Cómo armar una cartera de inversión moderada: la estrategia definitiva para dar el salto al mercado

Especialistas recomiendan una distribución basada en la renta mixta que combina obligaciones negociables, CEDEARs de índices estadounidenses, acciones locales y deuda soberana, ideal para quienes buscan rentabilidad sin riesgos extremos.

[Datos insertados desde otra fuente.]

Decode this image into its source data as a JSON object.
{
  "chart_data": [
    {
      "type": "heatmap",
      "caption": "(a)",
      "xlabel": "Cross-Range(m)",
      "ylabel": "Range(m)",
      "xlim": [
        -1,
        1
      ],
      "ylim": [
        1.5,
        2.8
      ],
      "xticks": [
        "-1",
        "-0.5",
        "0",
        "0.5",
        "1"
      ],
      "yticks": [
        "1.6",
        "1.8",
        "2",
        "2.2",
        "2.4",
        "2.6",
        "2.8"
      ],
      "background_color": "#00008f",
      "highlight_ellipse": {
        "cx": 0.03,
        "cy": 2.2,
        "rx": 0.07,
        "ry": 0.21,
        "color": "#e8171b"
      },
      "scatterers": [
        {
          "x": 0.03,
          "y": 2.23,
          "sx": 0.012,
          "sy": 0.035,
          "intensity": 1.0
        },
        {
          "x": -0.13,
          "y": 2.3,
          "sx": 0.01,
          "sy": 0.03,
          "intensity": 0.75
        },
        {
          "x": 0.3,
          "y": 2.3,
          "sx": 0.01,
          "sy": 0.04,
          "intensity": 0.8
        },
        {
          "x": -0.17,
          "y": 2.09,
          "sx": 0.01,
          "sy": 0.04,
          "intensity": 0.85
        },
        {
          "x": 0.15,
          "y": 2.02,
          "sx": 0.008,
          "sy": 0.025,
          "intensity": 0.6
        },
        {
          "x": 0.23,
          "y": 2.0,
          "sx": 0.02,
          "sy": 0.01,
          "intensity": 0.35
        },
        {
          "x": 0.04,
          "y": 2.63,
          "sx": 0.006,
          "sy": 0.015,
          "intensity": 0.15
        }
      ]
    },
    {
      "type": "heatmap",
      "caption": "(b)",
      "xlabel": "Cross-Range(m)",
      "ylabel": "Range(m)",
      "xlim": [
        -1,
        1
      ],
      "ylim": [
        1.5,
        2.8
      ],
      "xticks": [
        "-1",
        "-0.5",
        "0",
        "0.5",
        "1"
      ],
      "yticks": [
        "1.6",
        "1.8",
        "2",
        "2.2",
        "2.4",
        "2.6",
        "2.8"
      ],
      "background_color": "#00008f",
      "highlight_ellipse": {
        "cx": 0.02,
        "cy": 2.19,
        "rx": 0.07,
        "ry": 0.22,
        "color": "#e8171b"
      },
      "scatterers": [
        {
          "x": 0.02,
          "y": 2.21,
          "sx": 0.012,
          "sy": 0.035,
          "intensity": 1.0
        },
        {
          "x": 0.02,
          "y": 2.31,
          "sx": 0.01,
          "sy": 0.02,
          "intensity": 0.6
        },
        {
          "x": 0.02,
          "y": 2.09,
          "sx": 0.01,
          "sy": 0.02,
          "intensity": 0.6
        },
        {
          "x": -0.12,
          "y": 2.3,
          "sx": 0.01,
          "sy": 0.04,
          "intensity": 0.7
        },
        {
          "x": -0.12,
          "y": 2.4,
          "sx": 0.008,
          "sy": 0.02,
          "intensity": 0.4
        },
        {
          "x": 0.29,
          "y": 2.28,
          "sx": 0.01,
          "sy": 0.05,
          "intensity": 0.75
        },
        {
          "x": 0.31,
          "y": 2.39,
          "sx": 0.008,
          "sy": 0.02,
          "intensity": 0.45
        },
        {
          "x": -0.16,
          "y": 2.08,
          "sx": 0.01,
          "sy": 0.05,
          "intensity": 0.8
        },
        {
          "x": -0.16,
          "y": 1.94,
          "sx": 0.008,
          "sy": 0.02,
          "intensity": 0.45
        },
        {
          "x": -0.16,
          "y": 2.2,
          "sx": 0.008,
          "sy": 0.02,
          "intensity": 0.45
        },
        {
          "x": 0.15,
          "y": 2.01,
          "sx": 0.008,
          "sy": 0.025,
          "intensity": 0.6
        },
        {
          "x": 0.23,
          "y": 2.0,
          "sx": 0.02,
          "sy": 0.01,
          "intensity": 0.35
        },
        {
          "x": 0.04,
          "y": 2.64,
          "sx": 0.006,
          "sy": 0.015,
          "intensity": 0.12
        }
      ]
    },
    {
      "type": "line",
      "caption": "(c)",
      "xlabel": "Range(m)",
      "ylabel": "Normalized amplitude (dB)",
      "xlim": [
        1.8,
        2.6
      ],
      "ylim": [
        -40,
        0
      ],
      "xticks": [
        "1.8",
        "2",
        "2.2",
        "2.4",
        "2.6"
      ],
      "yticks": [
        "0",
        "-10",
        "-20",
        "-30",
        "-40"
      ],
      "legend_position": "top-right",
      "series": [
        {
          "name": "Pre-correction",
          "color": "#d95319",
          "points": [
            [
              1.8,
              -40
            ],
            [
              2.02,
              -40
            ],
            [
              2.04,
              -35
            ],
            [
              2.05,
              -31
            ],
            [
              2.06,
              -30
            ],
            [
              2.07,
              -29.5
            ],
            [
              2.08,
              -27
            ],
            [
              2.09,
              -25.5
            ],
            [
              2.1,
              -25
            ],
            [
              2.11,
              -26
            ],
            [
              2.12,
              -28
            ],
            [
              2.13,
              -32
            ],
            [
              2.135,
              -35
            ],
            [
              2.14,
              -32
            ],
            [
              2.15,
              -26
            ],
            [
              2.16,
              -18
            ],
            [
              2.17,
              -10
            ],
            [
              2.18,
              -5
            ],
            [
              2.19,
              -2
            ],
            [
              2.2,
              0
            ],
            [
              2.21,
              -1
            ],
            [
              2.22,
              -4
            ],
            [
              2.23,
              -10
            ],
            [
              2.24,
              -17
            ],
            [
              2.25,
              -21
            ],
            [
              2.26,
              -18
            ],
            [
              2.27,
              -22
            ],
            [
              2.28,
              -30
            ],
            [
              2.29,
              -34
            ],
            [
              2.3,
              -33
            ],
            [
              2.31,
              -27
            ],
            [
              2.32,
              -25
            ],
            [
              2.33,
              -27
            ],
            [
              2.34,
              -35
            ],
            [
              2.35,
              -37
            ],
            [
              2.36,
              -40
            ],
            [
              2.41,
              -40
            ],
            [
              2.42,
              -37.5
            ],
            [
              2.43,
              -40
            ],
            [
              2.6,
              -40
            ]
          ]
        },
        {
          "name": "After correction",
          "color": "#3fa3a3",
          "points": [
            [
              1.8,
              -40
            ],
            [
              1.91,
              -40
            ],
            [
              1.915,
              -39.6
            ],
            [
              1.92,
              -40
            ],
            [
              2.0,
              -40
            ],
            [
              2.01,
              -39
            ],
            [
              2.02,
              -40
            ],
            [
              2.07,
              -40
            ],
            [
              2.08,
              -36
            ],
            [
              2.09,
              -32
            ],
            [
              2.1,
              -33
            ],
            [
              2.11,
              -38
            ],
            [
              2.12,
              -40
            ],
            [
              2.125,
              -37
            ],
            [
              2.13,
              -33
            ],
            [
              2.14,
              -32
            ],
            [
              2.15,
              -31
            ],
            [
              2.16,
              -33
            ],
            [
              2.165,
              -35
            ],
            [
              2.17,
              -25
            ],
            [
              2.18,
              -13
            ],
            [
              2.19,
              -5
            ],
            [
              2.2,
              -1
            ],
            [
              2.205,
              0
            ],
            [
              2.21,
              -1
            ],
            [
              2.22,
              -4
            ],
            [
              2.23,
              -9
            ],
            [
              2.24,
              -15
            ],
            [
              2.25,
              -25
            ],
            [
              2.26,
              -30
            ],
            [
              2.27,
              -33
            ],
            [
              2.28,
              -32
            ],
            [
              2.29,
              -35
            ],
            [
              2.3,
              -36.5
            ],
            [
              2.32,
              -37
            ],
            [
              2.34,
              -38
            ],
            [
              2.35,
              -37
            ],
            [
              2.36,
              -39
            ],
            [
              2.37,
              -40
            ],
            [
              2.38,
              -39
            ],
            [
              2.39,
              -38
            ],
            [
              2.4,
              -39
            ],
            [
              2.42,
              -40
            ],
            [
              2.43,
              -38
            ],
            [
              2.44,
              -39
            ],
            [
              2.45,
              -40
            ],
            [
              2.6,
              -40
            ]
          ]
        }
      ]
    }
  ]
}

En el actual contexto financiero, dar el salto de un perfil conservador a uno moderado requiere de una planificación estratégica sólida. Los expertos del mercado de capitales en Bull Market, han delineado una cartera orientada a aquellos inversores que están dando sus primeros pasos fuera de su zona de confort y buscan un crecimiento más balanceado para su capital.

 

La clave central de este modelo radica en la "renta mixta", una estrategia que suprime la liquidez inmediata y las herramientas atadas al ajuste por inflación para comenzar a combinar instrumentos de renta fija con renta variable. Para lograr este equilibrio, la estructura de inversión recomendada se divide en cuatro pilares fundamentales.

 

En primer lugar, el 40% del capital total se destina a renta fija mediante Obligaciones Negociables (ONs). Para este segmento, se sugiere apuntar a instrumentos que tengan vencimientos de entre uno y dos años aproximadamente. La lógica detrás de esta decisión es que un mayor plazo de vencimiento implica más volatilidad en la curva, pero a su vez ofrece el potencial de obtener un mayor retorno económico.

 

El segundo componente clave es la renta variable internacional, ocupando un 30% a través de CEDEARs (Certificados de Depósito Argentino), los cuales permiten adquirir porciones de empresas del exterior operando directamente desde la plaza local. Para no fallar, la recomendación principal es apostar a los ETF que replican índices consolidados, como el S&P 500 o el ETF conocido como DIA, correspondiente al Dow Jones. Esta decisión brinda estabilidad, ya que permite diversificar el riesgo entre las empresas más importantes de Estados Unidos en lugar de jugársela por una sola compañía.

 

Por su parte, un 20% de la cartera se reserva para acciones argentinas, aportándole la volatilidad necesaria al portafolio. Impulsado por el proceso de normalización macroeconómica y la reciente recalificación de la deuda soberana por parte de la agencia Fitch, este porcentaje puede destinarse a empresas estratégicas como YPF, Pampa Energía o del sector bancario como Galicia y Macro. Quienes no se sientan seguros para elegir papeles individuales, pueden optar por Fondos Comunes de Inversión (FCI) que repliquen el panel líder del índice Merval o el ROFEX.

 

Finalmente, el 10% restante se asigna a bonos de deuda soberana en dólares. Los analistas de Bull sugieren evaluar títulos con vencimientos a partir de dos años, como el AE28 o el AL29, los cuales presentan una cotización interesante debido a que el mercado ya está "priceando" la incertidumbre del próximo ciclo de gobierno. En este nivel, se recomienda evitar los bonos más largos, como los que vencen en 2035 o 2041, ya que estos quedan reservados estrictamente para inversores de perfil agresivo.